A Associação Brasileira dos Terminais de Contêineres (Abratec) disse que a atual configuração da malha ferroviária no chamado Corredor de Exportação, composto pelos terminais ADM, TES e Caramuru, demanda um grande número de manobras intermediárias para que as composições sejam divididas em blocos menores para a carga e descarga.

A Abratec disse que a atual configuração da malha ferroviária demanda um grande número de manobras intermediárias (Beth Santos/Secretaria-Geral da PR)

“Essa condição prejudica a produtividade e ocasiona um alto custo operacional, agravado pela concorrência no acesso às cinco moegas de descarga”, afirmou o advogado da associação, Cássio Lourenço Ribeiro.

Segundo ele, enquanto a pera não existir, há uma perda de eficiência estimada em 15 milhões de toneladas em cargas por ano.

Ribeiro ainda estimou o transporte de cerca de 23,32 milhões de toneladas em granéis neste ano. “Com a pera, esses números vão atender uma demanda que vai para 33,74 milhões de toneladas de granéis.”

Com isso, tanto a ANTF quanto a Abratec solicitarão ao TCU o ingresso nesse debate, na qualidade de amicus curiae. “O objetivo é demonstrar a imprescindibilidade de todos os investimentos de ampliação da infraestrutura ferroviária no acesso ao porto, inclusive a construção da pera ferroviária”, disse o diretor da ANTF.

Outro lado

O proprietário da Marimex, Antônio Carlos Cristiano, afirmou ter investido em uma licitação com vigência de 20 anos, com expiração em 2020, mas com possibilidade de renovação por mais 20 anos. “Qualquer um que entra numa licitação sem dúvida está idealizando os 40 anos”, disse.

Segundo ele, entre os anos de 2015 e 2016 começaram as primeiras conversas para antecipar a renovação. “Nós investimos bastante, mais que o mínimo necessário, e tínhamos uma expansão de projeto para mais investimento”, disse, acrescentando que as conversa se alongaram até meados de 2019.

“Depois do nosso projeto aprovado, dez dias antes do vencimento eu recebo um aviso dizendo ‘não vou renovar’… Não restou outro caminho a não ser ir para a Justiça”, afirmou.

Ele também disse que a Marimex já é uma empresa cercada por trens no Porto de Santos.
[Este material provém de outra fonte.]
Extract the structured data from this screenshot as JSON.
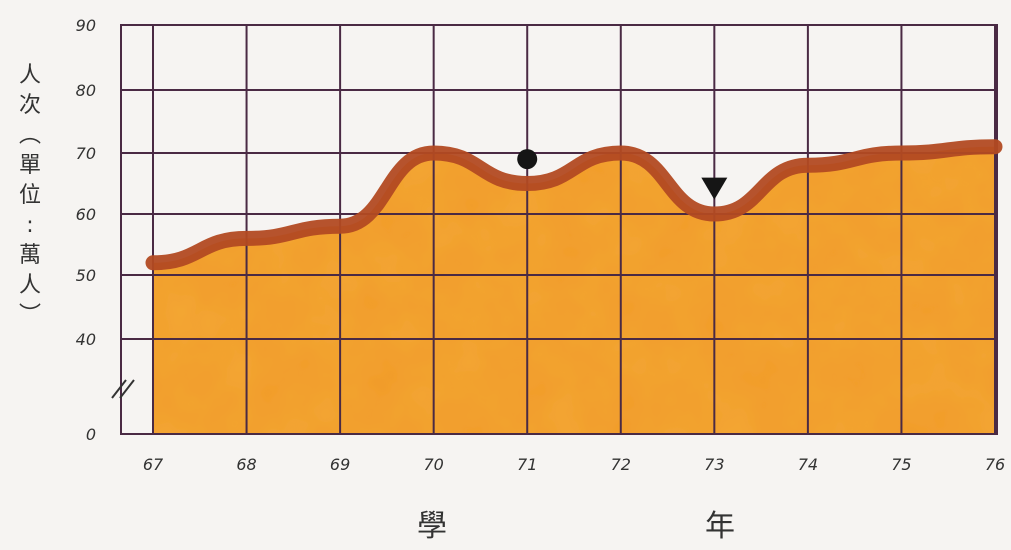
{
  "chart_data": {
    "type": "area",
    "x": [
      67,
      68,
      69,
      70,
      71,
      72,
      73,
      74,
      75,
      76
    ],
    "values": [
      52,
      56,
      58,
      70,
      65,
      70,
      60,
      68,
      70,
      71
    ],
    "x_ticks": [
      "67",
      "68",
      "69",
      "70",
      "71",
      "72",
      "73",
      "74",
      "75",
      "76"
    ],
    "y_ticks": [
      "0",
      "40",
      "50",
      "60",
      "70",
      "80",
      "90"
    ],
    "ylim": [
      0,
      90
    ],
    "axis_break": true,
    "xlabel_chars": [
      "學",
      "年"
    ],
    "ylabel_chars": [
      "人",
      "次",
      "︵",
      "單",
      "位",
      ":",
      "萬",
      "人",
      "︶"
    ],
    "markers": [
      {
        "x": 71,
        "y": 69,
        "shape": "circle"
      },
      {
        "x": 73,
        "y": 64,
        "shape": "triangle-down"
      }
    ],
    "grid": true,
    "colors": {
      "area": "#f3a733",
      "line": "#b24a22",
      "grid": "#4a2a44"
    }
  }
}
Para o empresário, na realidade a pera mencionada na prática já existe. “Faltaria um último pedacinho de curva para se caracterizar como um efetivo desenho de uma pera, mas você já enxerga que essa pera existe.”
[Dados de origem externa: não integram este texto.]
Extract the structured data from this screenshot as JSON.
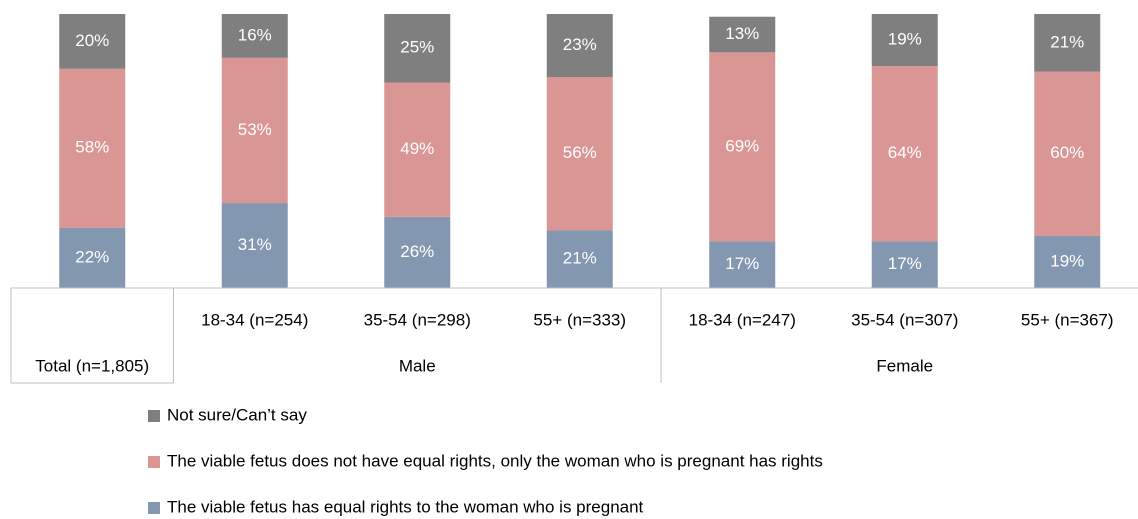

Para o empresário, na realidade a pera mencionada na prática já existe (Imagens: Tina Coelho, Paulo de Araujo, Jorge Cardoso – Valec)

Segundo Cristiano, a Marimex opera, armazena e desembaraça contêineres com produtos de alto valor agregado em seu terminal de importação, movimentando cerca de 100 mil TEUs (unidade equivalente a 20 pés) por ano e empregando 1.300 pessoas.

“A pera não vai pagar aluguel… não vai gerar empregos. Não tem benefício nem para a cidade, nem para a região”, avaliou.

Ele considera que as obras de logísticas na área do terminal são a troca de “uma coisa certa” por uma “incerta, especialmente no tempo”, além de rechaçar a possibilidade da assinatura de contratos transitórios.

Apesar da disputa jurídica atual, há conversas com autoridades sobre a possibilidade de uma troca da área da empresa no porto, por exemplo, o que poderia ajudar a acabar com o impasse. Mas o presidente da Marimex evitou fazer mais comentários.